Marcus: Holy shit, Lila.

Marcus was speechless, and I liked being able to do that to him. Even more emboldened, I lifted my blouse to my neck. I spread cool water over my naked skin, intensifying the cold breeze and instantly perking my nipples into hard nubs. The feeling of nakedness in the open cold, paired with the water on my clit, had me buzzing. I bit my lip and shifted my hips closer to the stream, increasing the pressure of the water. I couldn't keep a composed expression anymore, but I wasn't afraid to unravel right now .

Squeezing my slick breast for the camera, I sent another photo.

Marcus: Fuck, Baby Doll. You're being incredibly unfair right now.

Unfair? I'll show him unfair.

Me: Am I? Or are you? This fountain is a poor substitute for the Aquarius, but since you're not here, I'm doing what I can.

I sent a coy taunt, before I switched over to video mode on my phone, ready to hit the nail into the coffin. I held my camera as steady as I could as I hit record with my thumb.

I panned down my body, giving a clear view of my glistening, naked breasts, and the way that fountain pressure had my knees shaking under my waterlogged skirt. I kept it stable as I lifted my soaked uniform pleats for a full view of my pussy, spread and against the stream. I let it carry me to the edge, then when I couldn't take the emptiness inside me anymore, I leveraged myself up with the strength in my thighs, then slowly sank down on top of one of the long, thick stone jet streams. I lowered my hips, capturing for the camera the way my pussy swallowed the thick, rounded rock like the perfect dildo.

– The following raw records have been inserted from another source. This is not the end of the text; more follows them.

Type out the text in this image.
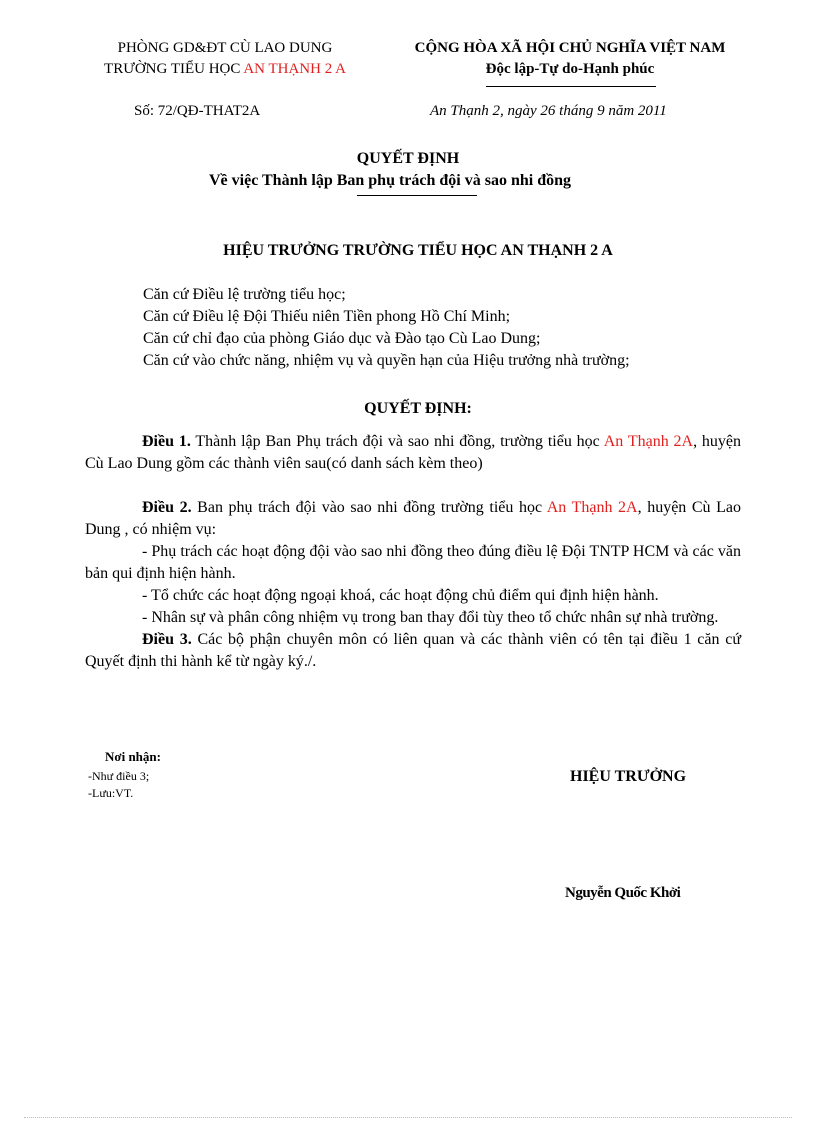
PHÒNG GD&ĐT CÙ LAO DUNG
TRƯỜNG TIỂU HỌC AN THẠNH 2 A
CỘNG HÒA XÃ HỘI CHỦ NGHĨA VIỆT NAM
Độc lập-Tự do-Hạnh phúc
Số: 72/QĐ-THAT2A	An Thạnh 2, ngày 26 tháng 9 năm 2011
QUYẾT ĐỊNH
Về việc Thành lập Ban phụ trách đội và sao nhi đồng
HIỆU TRƯỞNG TRƯỜNG TIỂU HỌC AN THẠNH 2 A
Căn cứ Điều lệ trường tiểu học;
Căn cứ Điều lệ Đội Thiếu niên Tiền phong Hồ Chí Minh;
Căn cứ chỉ đạo của phòng Giáo dục và Đào tạo Cù Lao Dung;
Căn cứ vào chức năng, nhiệm vụ và quyền hạn của Hiệu trưởng nhà trường;
QUYẾT ĐỊNH:
Điều 1. Thành lập Ban Phụ trách đội và sao nhi đồng, trường tiểu học An Thạnh 2A, huyện Cù Lao Dung gồm các thành viên sau(có danh sách kèm theo)
Điều 2. Ban phụ trách đội vào sao nhi đồng trường tiểu học An Thạnh 2A, huyện Cù Lao Dung , có nhiệm vụ:
- Phụ trách các hoạt động đội vào sao nhi đồng theo đúng điều lệ Đội TNTP HCM và các văn bản qui định hiện hành.
- Tổ chức các hoạt động ngoại khoá, các hoạt động chủ điểm qui định hiện hành.
- Nhân sự và phân công nhiệm vụ trong ban thay đổi tùy theo tổ chức nhân sự nhà trường.
Điều 3. Các bộ phận chuyên môn có liên quan và các thành viên có tên tại điều 1 căn cứ Quyết định thi hành kể từ ngày ký./.
Nơi nhận:
-Như điều 3;
-Lưu:VT.
HIỆU TRƯỞNG
Nguyễn Quốc Khởi
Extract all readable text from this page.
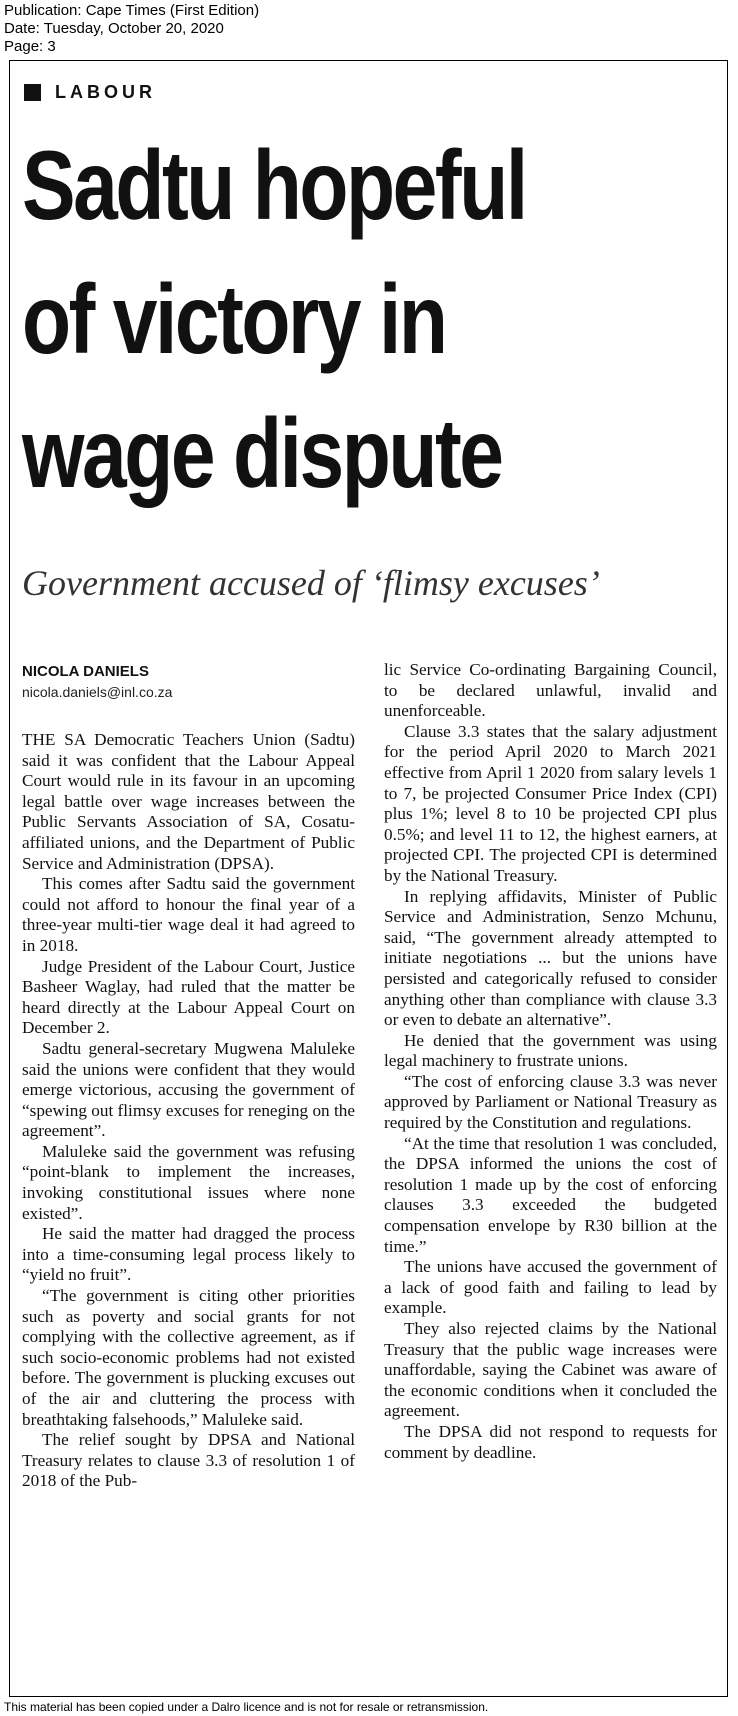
Publication: Cape Times (First Edition)
Date: Tuesday, October 20, 2020
Page: 3
LABOUR
Sadtu hopeful
of victory in
wage dispute
Government accused of ‘flimsy excuses’
NICOLA DANIELS
nicola.daniels@inl.co.za

THE SA Democratic Teachers Union (Sadtu) said it was confident that the Labour Appeal Court would rule in its favour in an upcoming legal battle over wage increases between the Public Servants Association of SA, Cosatu-affiliated unions, and the Department of Public Service and Administration (DPSA).

This comes after Sadtu said the government could not afford to honour the final year of a three-year multi-tier wage deal it had agreed to in 2018.

Judge President of the Labour Court, Justice Basheer Waglay, had ruled that the matter be heard directly at the Labour Appeal Court on December 2.

Sadtu general-secretary Mugwena Maluleke said the unions were confident that they would emerge victorious, accusing the government of “spewing out flimsy excuses for reneging on the agreement”.

Maluleke said the government was refusing “point-blank to implement the increases, invoking constitutional issues where none existed”.

He said the matter had dragged the process into a time-consuming legal process likely to “yield no fruit”.

“The government is citing other priorities such as poverty and social grants for not complying with the collective agreement, as if such socio-economic problems had not existed before. The government is plucking excuses out of the air and cluttering the process with breathtaking falsehoods,” Maluleke said.

The relief sought by DPSA and National Treasury relates to clause 3.3 of resolution 1 of 2018 of the Pub-

lic Service Co-ordinating Bargaining Council, to be declared unlawful, invalid and unenforceable.

Clause 3.3 states that the salary adjustment for the period April 2020 to March 2021 effective from April 1 2020 from salary levels 1 to 7, be projected Consumer Price Index (CPI) plus 1%; level 8 to 10 be projected CPI plus 0.5%; and level 11 to 12, the highest earners, at projected CPI. The projected CPI is determined by the National Treasury.

In replying affidavits, Minister of Public Service and Administration, Senzo Mchunu, said, “The government already attempted to initiate negotiations ... but the unions have persisted and categorically refused to consider anything other than compliance with clause 3.3 or even to debate an alternative”.

He denied that the government was using legal machinery to frustrate unions.

“The cost of enforcing clause 3.3 was never approved by Parliament or National Treasury as required by the Constitution and regulations.

“At the time that resolution 1 was concluded, the DPSA informed the unions the cost of resolution 1 made up by the cost of enforcing clauses 3.3 exceeded the budgeted compensation envelope by R30 billion at the time.”

The unions have accused the government of a lack of good faith and failing to lead by example.

They also rejected claims by the National Treasury that the public wage increases were unaffordable, saying the Cabinet was aware of the economic conditions when it concluded the agreement.

The DPSA did not respond to requests for comment by deadline.

This material has been copied under a Dalro licence and is not for resale or retransmission.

God, that felt good. The texture reminded me of Adrian's scaled Pisces dick, and I was going to enjoy reliving every one of those memories. I nearly forgot I was still recording as I lifted my hips and dipped down again, and again, enjoying the way that friction rubbed inside me, while one jet stream continued to massage between my folds, and another hit me too perfectly in the ass .

I couldn't help the little moans as I fucked myself on the fountain. I stopped the recording, no longer able to focus on anything else, then I tapped the pop up with his next message, and I hit send without bothering to read it in full. Something like "Where are you?" that I couldn't be bothered to answer. I would get back to teasing him when I was done, but I didn't have the mind for any distractions right now.

There was no point in telling him anyway. With the full moon out, he wouldn't come for me. It was too risky.

But I was going to come for him, even if we were miles apart.

Throwing my head back, I listened to the distant howls of Graves' midnight monsters, creating a symphony of wildness on this full moon night. Whatever kind of beast I was tonight, I was going to be a very content one.